Show Us the Value for Government Programmes, Demand UK MPs

Show Us the Value for Government Programmes, Demand UK MPs
GDP fell by 0.1 percent in March. (Dominic Lipinski/PA)
5/27/2022
Updated:
5/28/2022

There is no evidence the hundreds of billions of pounds of taxpayers’ money spent by the UK government on major projects like immigration provided value for money.

That is the stark finding from the Commons Public Accounts Committee which examined the value for money of government projects, programmes, and service delivery.

It has concluded the government pays only lip service to robust evaluation—“or at all”—to improve outcomes of major policy spends.

“Government spends hundreds of billions of pounds of taxpayers’ money on major projects with no evidence what is working or idea what to do when it isn’t,” said Dame Meg Hillier MP, chair of the Public Accounts Committee, which draws on the work of the National Audit Office to hold government officials to account for the economy, efficiency, and effectiveness of public spending.

The committee also said Prime Minister Boris Johnson’s Implementation Unit found in December 2019 that only 8 percent of the £432 billion spent on major projects had “robust” impact evaluation plans in place, while 64 percent of spend had no evaluation arrangements.

And it urged for better transparency around how cash is being spent on projects.

“Transparency is critical for the public to understand the evidence behind decisions and how money is being spent [and] also allows departments to learn lessons from past projects and from each other,” the committee said.

It added: “Ministers have the final say on whether evaluations should be published, and some parts of government are reluctant to publish their evaluations.”

The committee—made up of cross-party MPs—recommended the Treasury work with the Cabinet Office to publish a tracker with details of evaluations including their planned publication date, and explanations from departments where publication is delayed or withheld.

Two departments should also set out their objectives for improving the evaluation systems and how it is measured, it advised.

Chair Dame Meg Hillier MP used the government’s controversial immigration policy to illustrate its findings.

“The Home Office describes its Rwanda refugee policy as ‘experimental and novel’—so much that the Permanent Secretary sought a direction from the Minister to spend the money required, because it could not be shown that the programme will deliver its objectives with value for taxpayers’ money,” she said.

She added: “Now we are told that the terms of the agreement with the Rwandan government may trump transparency to the UK taxpayer.”

“That is absolutely unacceptable. Facing intertwined crises in our environment, energy supply, and cost-of-living, every penny counts. Government must show its cards and prove it is delivering or stop a programme quickly when it does not deliver—not gamble away taxpayers’ money.”

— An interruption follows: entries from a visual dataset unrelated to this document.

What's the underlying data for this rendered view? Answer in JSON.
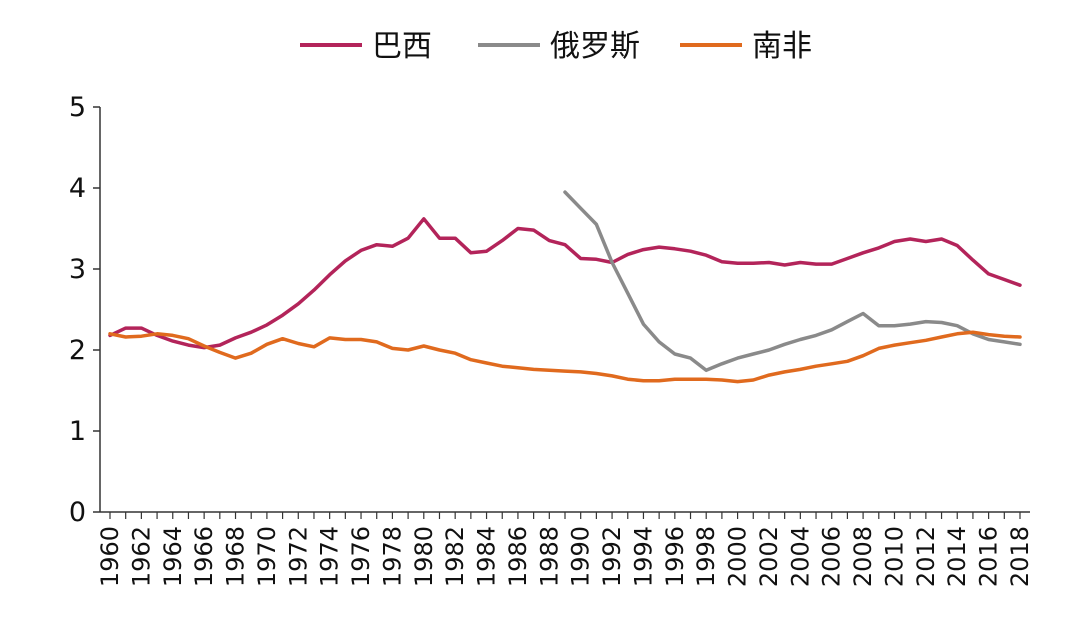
{
  "chart_data": {
    "type": "line",
    "title": "",
    "xlabel": "",
    "ylabel": "",
    "ylim": [
      0,
      5
    ],
    "yticks": [
      "0",
      "1",
      "2",
      "3",
      "4",
      "5"
    ],
    "xlim": [
      1960,
      2018
    ],
    "categories": [
      "1960",
      "1961",
      "1962",
      "1963",
      "1964",
      "1965",
      "1966",
      "1967",
      "1968",
      "1969",
      "1970",
      "1971",
      "1972",
      "1973",
      "1974",
      "1975",
      "1976",
      "1977",
      "1978",
      "1979",
      "1980",
      "1981",
      "1982",
      "1983",
      "1984",
      "1985",
      "1986",
      "1987",
      "1988",
      "1989",
      "1990",
      "1991",
      "1992",
      "1993",
      "1994",
      "1995",
      "1996",
      "1997",
      "1998",
      "1999",
      "2000",
      "2001",
      "2002",
      "2003",
      "2004",
      "2005",
      "2006",
      "2007",
      "2008",
      "2009",
      "2010",
      "2011",
      "2012",
      "2013",
      "2014",
      "2015",
      "2016",
      "2017",
      "2018"
    ],
    "xtick_labels": [
      "1960",
      "1962",
      "1964",
      "1966",
      "1968",
      "1970",
      "1972",
      "1974",
      "1976",
      "1978",
      "1980",
      "1982",
      "1984",
      "1986",
      "1988",
      "1990",
      "1992",
      "1994",
      "1996",
      "1998",
      "2000",
      "2002",
      "2004",
      "2006",
      "2008",
      "2010",
      "2012",
      "2014",
      "2016",
      "2018"
    ],
    "grid": false,
    "legend_position": "top",
    "series": [
      {
        "name": "巴西",
        "color": "#b3245a",
        "x": [
          1960,
          1961,
          1962,
          1963,
          1964,
          1965,
          1966,
          1967,
          1968,
          1969,
          1970,
          1971,
          1972,
          1973,
          1974,
          1975,
          1976,
          1977,
          1978,
          1979,
          1980,
          1981,
          1982,
          1983,
          1984,
          1985,
          1986,
          1987,
          1988,
          1989,
          1990,
          1991,
          1992,
          1993,
          1994,
          1995,
          1996,
          1997,
          1998,
          1999,
          2000,
          2001,
          2002,
          2003,
          2004,
          2005,
          2006,
          2007,
          2008,
          2009,
          2010,
          2011,
          2012,
          2013,
          2014,
          2015,
          2016,
          2017,
          2018
        ],
        "values": [
          2.18,
          2.27,
          2.27,
          2.18,
          2.11,
          2.06,
          2.03,
          2.06,
          2.15,
          2.22,
          2.31,
          2.43,
          2.57,
          2.74,
          2.93,
          3.1,
          3.23,
          3.3,
          3.28,
          3.38,
          3.62,
          3.38,
          3.38,
          3.2,
          3.22,
          3.35,
          3.5,
          3.48,
          3.35,
          3.3,
          3.13,
          3.12,
          3.08,
          3.18,
          3.24,
          3.27,
          3.25,
          3.22,
          3.17,
          3.09,
          3.07,
          3.07,
          3.08,
          3.05,
          3.08,
          3.06,
          3.06,
          3.13,
          3.2,
          3.26,
          3.34,
          3.37,
          3.34,
          3.37,
          3.29,
          3.11,
          2.94,
          2.87,
          2.8
        ]
      },
      {
        "name": "俄罗斯",
        "color": "#8a8a8a",
        "x": [
          1989,
          1990,
          1991,
          1992,
          1993,
          1994,
          1995,
          1996,
          1997,
          1998,
          1999,
          2000,
          2001,
          2002,
          2003,
          2004,
          2005,
          2006,
          2007,
          2008,
          2009,
          2010,
          2011,
          2012,
          2013,
          2014,
          2015,
          2016,
          2017,
          2018
        ],
        "values": [
          3.95,
          3.75,
          3.55,
          3.08,
          2.7,
          2.32,
          2.1,
          1.95,
          1.9,
          1.75,
          1.83,
          1.9,
          1.95,
          2.0,
          2.07,
          2.13,
          2.18,
          2.25,
          2.35,
          2.45,
          2.3,
          2.3,
          2.32,
          2.35,
          2.34,
          2.3,
          2.2,
          2.13,
          2.1,
          2.07
        ]
      },
      {
        "name": "南非",
        "color": "#e06a1e",
        "x": [
          1960,
          1961,
          1962,
          1963,
          1964,
          1965,
          1966,
          1967,
          1968,
          1969,
          1970,
          1971,
          1972,
          1973,
          1974,
          1975,
          1976,
          1977,
          1978,
          1979,
          1980,
          1981,
          1982,
          1983,
          1984,
          1985,
          1986,
          1987,
          1988,
          1989,
          1990,
          1991,
          1992,
          1993,
          1994,
          1995,
          1996,
          1997,
          1998,
          1999,
          2000,
          2001,
          2002,
          2003,
          2004,
          2005,
          2006,
          2007,
          2008,
          2009,
          2010,
          2011,
          2012,
          2013,
          2014,
          2015,
          2016,
          2017,
          2018
        ],
        "values": [
          2.2,
          2.16,
          2.17,
          2.2,
          2.18,
          2.14,
          2.05,
          1.97,
          1.9,
          1.96,
          2.07,
          2.14,
          2.08,
          2.04,
          2.15,
          2.13,
          2.13,
          2.1,
          2.02,
          2.0,
          2.05,
          2.0,
          1.96,
          1.88,
          1.84,
          1.8,
          1.78,
          1.76,
          1.75,
          1.74,
          1.73,
          1.71,
          1.68,
          1.64,
          1.62,
          1.62,
          1.64,
          1.64,
          1.64,
          1.63,
          1.61,
          1.63,
          1.69,
          1.73,
          1.76,
          1.8,
          1.83,
          1.86,
          1.93,
          2.02,
          2.06,
          2.09,
          2.12,
          2.16,
          2.2,
          2.22,
          2.19,
          2.17,
          2.16
        ]
      }
    ]
  }
}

A government spokesperson told the media it had created the Evaluation Task Force to bolster its evaluation capability and the Treasury made evaluation a key part of the 2020 and 2021 spending reviews.

“The Procurement Bill will build on this work, requiring transparency publications on contract performance and allowing public sector organisations to ban underperforming suppliers from bidding for new contracts,” added the spokesperson.